4.20.2013

Esta noite teria tudo para me levar ao teu rosto
Eu abro a janela e olho a escurdião à volta
Antes do meu olhar bater contra o prédio em frente
Tem um jardim ao meio os meus olhos
E a minha boca cheia de anseios
Uma estrela que tem lume e não arde
Pássaros que já dormem violentamente
Mas era a lua que eu queria
Quando abro com o coração a janela
a lua que revigorasse os meus pés frios
a minha cabeça pousada no teu colo
molhada pelos teus cabelos
nesta tão lenta sombra quase acordada

E é nesta cólera de eu te buscar à noite
Nesta enércia que bebe a cor das estrelas
Que era justo que o teu corpo se aproximasse
E o céu se iluminasse nos meus olhos
Eu eu adormecesse na violência dos pássaros
E encostasse o meu ouvido sobre a abóboda
E as tuas mãos me ceifassem em carícias
E eu me entregasse devagar contra este céu sem fundo
De umbigo onde a minha voz deslizasse
E os meus ombros verdadeiros e felizes
Chamassem pelos teus ombros
E a noite a noite me amortecesse num abraço
De tão fria que é a sua sombra.

Tenho esperado por esta noite desobediente
Pela tua mão tão dispersa sob a noite
Em que o amor está suspenso e não circula
Com a mesma devoção dos operários
Que dão todo o seu esforço à lassidão das máquinas
Por um naco de pão ainda no grão ferido
Tenho batido com a mesma ternura
Que eles elevam os seus músculos
E sustentam com alegria as esposas

Por um apelo às flores que já não vingam
Em nome de não ter que esperar mais por nada
Atravessa a nuvem densa e o abraço que não há
O beijo inútil entregue ao caule da ceara
O rio das crianças que doentemente sonham
Atravessa o silêncio na ausência dos lábios
Os dias banais e impróprios em que te espero
Atravessa a covardia dos músculos que paralisam
As lágrimas que não têm lugar senão nos olhos
A agonia que não faz parte da garganta
Atravessa a indiferença que o coração é grande
Os dias que já não lembras e ainda permaneces
Os barcos que se afundam dentro dos ossos
Atravessa a morte que não há-de ser nada
A primeira morte é a dos que não amam
A segunda morte é a dos que matam sem darem conta
Atravessa esses lugares que não viram os olhos nem sentiram o coração
A mentira da noite que não se move
Em que quase não chego a ver dia
E toda a tua ausência me engole.

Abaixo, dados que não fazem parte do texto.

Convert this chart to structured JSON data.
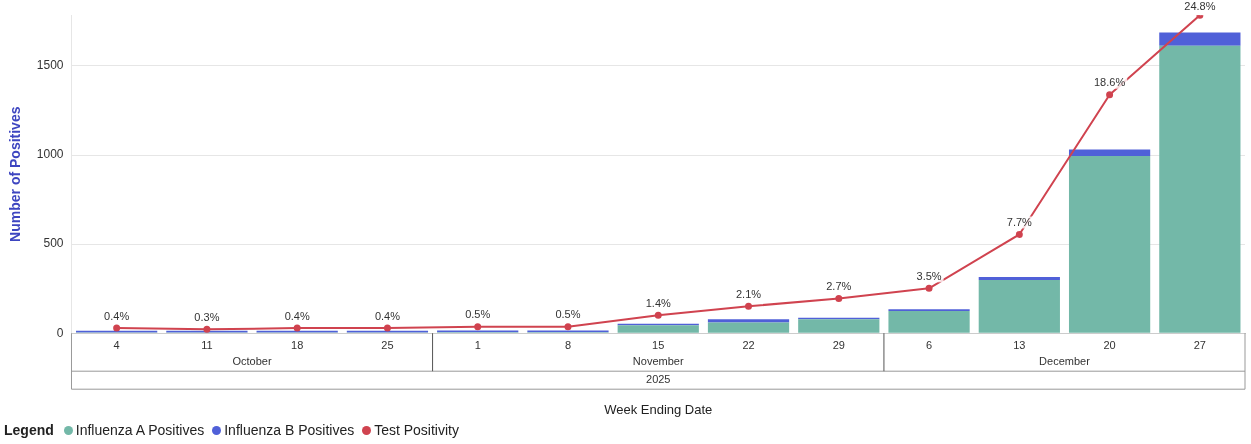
{
  "chart_data": {
    "type": "bar",
    "stacked": true,
    "xlabel": "Week Ending Date",
    "ylabel": "Number of Positives",
    "legend_title": "Legend",
    "legend": "bottom left",
    "grid": "y",
    "categories": [
      "4",
      "11",
      "18",
      "25",
      "1",
      "8",
      "15",
      "22",
      "29",
      "6",
      "13",
      "20",
      "27"
    ],
    "annotations": [
      "October",
      "November",
      "December",
      "2025"
    ],
    "ylim": [
      0,
      1785
    ],
    "yticks": [
      0,
      500,
      1000,
      1500
    ],
    "series": [
      {
        "name": "Influenza A Positives",
        "color": "#73b8a8",
        "values": [
          4,
          4,
          4,
          4,
          5,
          5,
          45,
          60,
          78,
          125,
          298,
          994,
          1613
        ]
      },
      {
        "name": "Influenza B Positives",
        "color": "#5060d8",
        "values": [
          10,
          10,
          10,
          10,
          10,
          10,
          8,
          18,
          9,
          9,
          17,
          37,
          75
        ]
      },
      {
        "name": "Test Positivity",
        "type": "line",
        "axis": "y2",
        "color": "#d0434f",
        "marker": "circle",
        "values": [
          0.4,
          0.3,
          0.4,
          0.4,
          0.5,
          0.5,
          1.4,
          2.1,
          2.7,
          3.5,
          7.7,
          18.6,
          24.8
        ],
        "value_labels": [
          "0.4%",
          "0.3%",
          "0.4%",
          "0.4%",
          "0.5%",
          "0.5%",
          "1.4%",
          "2.1%",
          "2.7%",
          "3.5%",
          "7.7%",
          "18.6%",
          "24.8%"
        ]
      }
    ]
  }
}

Dos dias em que um por um se quebram.
E o teu rosto inteiro
Fiel à luz
Fiel à vida
Atravessa a monotonia e o desepero
Atravessa a memória
Atravessa o tempo
aquele que vive esmagado nos ponteiros

O amor há-de ser sempre uma árvore em que eu te possa esperar
Da escuridão de uma janela sem um prédio em frente.